Священник прочел проповедь, однако поступил так, будто прервал ее, давая княгине время проникнуться услышанным:
– Пожелает княгиня услышать продолжение, может призвать меня, охотно продолжу рассказ о Господе.
– Пожелаю, – призналась Ольга, впечатленная проповедью. – Приди ко мне завтра. Буду ждать.
На следующий день в качестве наглядного сопровождения проповеди епископ развернул перед ней холст с судилищем над Господом, делая свои пояснения. По одну сторону от него были показаны праведники, в веселии идущие в рай, по другую – грешники, корчащиеся в мучениях по пути в ад.
Ольга не просто с любопытством, с неким осознанным личным выбором и чувством, не отрываясь, впервые в жизни вглядывалась в картину с трагическим библейским сюжетом. Сам же проповедник с удовлетворением наблюдал за ней, терпеливо выжидая ее возвращения к проповеди.
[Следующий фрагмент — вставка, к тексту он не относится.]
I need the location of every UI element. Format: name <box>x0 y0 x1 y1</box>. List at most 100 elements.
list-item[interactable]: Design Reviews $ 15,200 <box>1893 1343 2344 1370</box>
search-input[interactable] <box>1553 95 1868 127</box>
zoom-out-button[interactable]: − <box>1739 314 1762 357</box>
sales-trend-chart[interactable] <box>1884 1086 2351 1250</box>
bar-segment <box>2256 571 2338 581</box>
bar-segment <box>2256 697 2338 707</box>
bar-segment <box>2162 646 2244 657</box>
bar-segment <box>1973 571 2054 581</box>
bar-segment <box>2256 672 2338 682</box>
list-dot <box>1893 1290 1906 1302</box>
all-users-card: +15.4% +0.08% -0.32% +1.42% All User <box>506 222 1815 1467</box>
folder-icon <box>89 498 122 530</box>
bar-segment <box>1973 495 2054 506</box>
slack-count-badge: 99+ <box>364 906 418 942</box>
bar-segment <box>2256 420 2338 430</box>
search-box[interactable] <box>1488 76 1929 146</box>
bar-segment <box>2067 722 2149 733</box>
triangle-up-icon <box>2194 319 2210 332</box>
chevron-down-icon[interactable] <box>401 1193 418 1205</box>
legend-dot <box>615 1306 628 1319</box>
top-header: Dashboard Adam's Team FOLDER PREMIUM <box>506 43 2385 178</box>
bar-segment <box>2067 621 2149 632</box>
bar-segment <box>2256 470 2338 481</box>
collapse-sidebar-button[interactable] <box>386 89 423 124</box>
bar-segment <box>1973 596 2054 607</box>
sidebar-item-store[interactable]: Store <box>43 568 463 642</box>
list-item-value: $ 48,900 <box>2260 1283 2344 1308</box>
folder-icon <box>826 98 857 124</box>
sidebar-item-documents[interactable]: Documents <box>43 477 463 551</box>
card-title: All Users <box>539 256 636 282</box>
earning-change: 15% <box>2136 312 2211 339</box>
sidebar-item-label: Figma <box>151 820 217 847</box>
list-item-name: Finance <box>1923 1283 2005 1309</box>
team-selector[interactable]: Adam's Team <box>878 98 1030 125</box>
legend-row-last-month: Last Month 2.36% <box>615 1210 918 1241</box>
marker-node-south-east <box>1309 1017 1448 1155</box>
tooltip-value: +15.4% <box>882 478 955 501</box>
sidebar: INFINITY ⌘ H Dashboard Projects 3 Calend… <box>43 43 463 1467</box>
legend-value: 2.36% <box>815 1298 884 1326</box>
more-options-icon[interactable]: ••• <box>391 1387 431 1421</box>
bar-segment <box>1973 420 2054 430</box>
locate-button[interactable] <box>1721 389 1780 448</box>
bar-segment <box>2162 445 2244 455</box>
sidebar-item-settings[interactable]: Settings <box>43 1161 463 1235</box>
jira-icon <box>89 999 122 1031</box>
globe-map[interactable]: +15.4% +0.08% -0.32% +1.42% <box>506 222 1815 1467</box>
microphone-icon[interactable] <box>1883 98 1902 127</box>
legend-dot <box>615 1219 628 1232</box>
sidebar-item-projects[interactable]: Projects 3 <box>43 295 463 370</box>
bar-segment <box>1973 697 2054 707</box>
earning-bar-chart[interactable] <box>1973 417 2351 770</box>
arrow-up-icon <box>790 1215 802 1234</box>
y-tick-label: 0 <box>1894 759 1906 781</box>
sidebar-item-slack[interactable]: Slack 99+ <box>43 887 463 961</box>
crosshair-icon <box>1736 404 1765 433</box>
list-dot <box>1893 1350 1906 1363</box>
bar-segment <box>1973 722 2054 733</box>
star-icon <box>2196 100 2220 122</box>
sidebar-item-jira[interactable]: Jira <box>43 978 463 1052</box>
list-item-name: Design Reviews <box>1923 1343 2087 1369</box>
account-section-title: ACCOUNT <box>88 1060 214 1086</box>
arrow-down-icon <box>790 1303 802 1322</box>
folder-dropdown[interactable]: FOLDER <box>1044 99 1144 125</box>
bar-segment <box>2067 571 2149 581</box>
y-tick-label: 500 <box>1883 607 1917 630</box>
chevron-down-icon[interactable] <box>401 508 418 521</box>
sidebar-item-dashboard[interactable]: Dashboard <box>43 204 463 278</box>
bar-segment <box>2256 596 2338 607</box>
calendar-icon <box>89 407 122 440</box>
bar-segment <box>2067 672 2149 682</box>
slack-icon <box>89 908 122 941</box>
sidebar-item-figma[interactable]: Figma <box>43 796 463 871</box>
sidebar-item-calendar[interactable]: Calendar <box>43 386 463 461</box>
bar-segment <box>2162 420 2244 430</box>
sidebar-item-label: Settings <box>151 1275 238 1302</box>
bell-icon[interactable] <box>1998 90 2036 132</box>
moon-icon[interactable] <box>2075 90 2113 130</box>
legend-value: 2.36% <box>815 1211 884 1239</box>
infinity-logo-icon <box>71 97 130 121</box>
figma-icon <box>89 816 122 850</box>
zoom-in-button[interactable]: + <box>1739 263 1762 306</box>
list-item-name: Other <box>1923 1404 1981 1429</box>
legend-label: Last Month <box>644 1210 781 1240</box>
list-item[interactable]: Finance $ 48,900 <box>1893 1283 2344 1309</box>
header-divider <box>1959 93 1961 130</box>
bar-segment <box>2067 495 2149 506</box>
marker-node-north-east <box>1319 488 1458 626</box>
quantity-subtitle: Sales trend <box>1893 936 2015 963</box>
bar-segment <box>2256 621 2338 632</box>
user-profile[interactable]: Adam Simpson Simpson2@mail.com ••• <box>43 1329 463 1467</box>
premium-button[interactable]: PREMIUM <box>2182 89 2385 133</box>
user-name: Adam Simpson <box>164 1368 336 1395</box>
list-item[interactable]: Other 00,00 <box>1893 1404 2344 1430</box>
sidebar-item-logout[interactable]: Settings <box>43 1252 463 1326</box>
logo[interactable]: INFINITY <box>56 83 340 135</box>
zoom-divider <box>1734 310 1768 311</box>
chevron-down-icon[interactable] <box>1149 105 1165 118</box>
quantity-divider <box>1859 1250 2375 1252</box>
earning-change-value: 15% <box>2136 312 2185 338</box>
Картина предопределила последний акт его проповеди с использованием переводов Евангелия, ибо Евангелия сами по себе дополняют друг друга в отдельных эпизодах жития Иисуса и его высказываниях.
Забегая вперед, отметим, что эта проповедь впоследствии вошла в Повесть временных лет как «Речь философа» перед князем Владимиром. Сам Владимир вряд ли знал о ее существовании, поскольку не призывал в Киев «философа» и не встречался с ним.
В порядке справки: Институт русской цивилизации исследовал происхождение Повести временных лет и пришел к выводу, что в христианском просвещении славян участвовала Ирландская церковь, соперничавшая с Римом, «ирландские миссионеры, в отличие от римских, всюду вводили богослужение на родном языке и способствовали переводам священных книг… Через Моравию и вообще славянское Подунавье, где особенно сильно было влияние Ирландской церкви, свойственные ей традиции проникали и на Русь»[30]. В сноске к статье летописи о «Речи философа» отмечается, что эта «Речь» – «самостоятельный памятник, видимо IX века, возникший у подунайских славян. Как показывает исследование А.С. Львова, в языке «Речи» сохраняются элементы моравского и болгарского языков. Это значит, что возникла она в Великой Моравии…»[31]
Летописцы перенесли знакомство с проповедью княгини Ольги на князя Владимира, вошедшего в русскую историю в качестве крестителя Руси, из-за чего обстоятельства посвящения Ольги в ромейскую религию остались не раскрытыми – в летописи нет сведений, каким путем пришла к крещению в Святой Софии.
Епископ замыслил при каждой встрече посвящать княгиню в библейскую мудрость, чтобы иметь ее доверие и благосклонность к себе при разговоре о выделении земельного участка под строительство собора. Беседы с княгиней становились обещающей прелюдией к воплощению его замыслов по строительству собора и крещению Киева.
Сила его внушения стала заметна при прочтении проповеди и последующих пересказов, касающихся истории преследования и казни Праведника, о чем вели беседы.
Натура любознательная и непосредственная в восприятии видимого и слышимого ею мира, обладающая даром воображения, приобретенного во время многих вечерних и полуночных рассказов в кутине о таинственных водных, лесных и домашних существах, его слушательница потянулась от речных омутов, болот и лещин к куда более возвышенному и светлому – Царствию Небесному.
Будто перенесенная молодым деревцем с малыми корнями из сельской глубинки на новую почву, благодаря заботам садовника легко проросла в неведанной ранее среде.
Ольга впечатлилась жизнью, казнью и воскресением Иисуса так, что призналась проповеднику:
– Во сне Иисус наклонился к моему уху и тихо передал свою заповедь: «Крестись и крести Русь. Твои дети будут править крещеной Русью».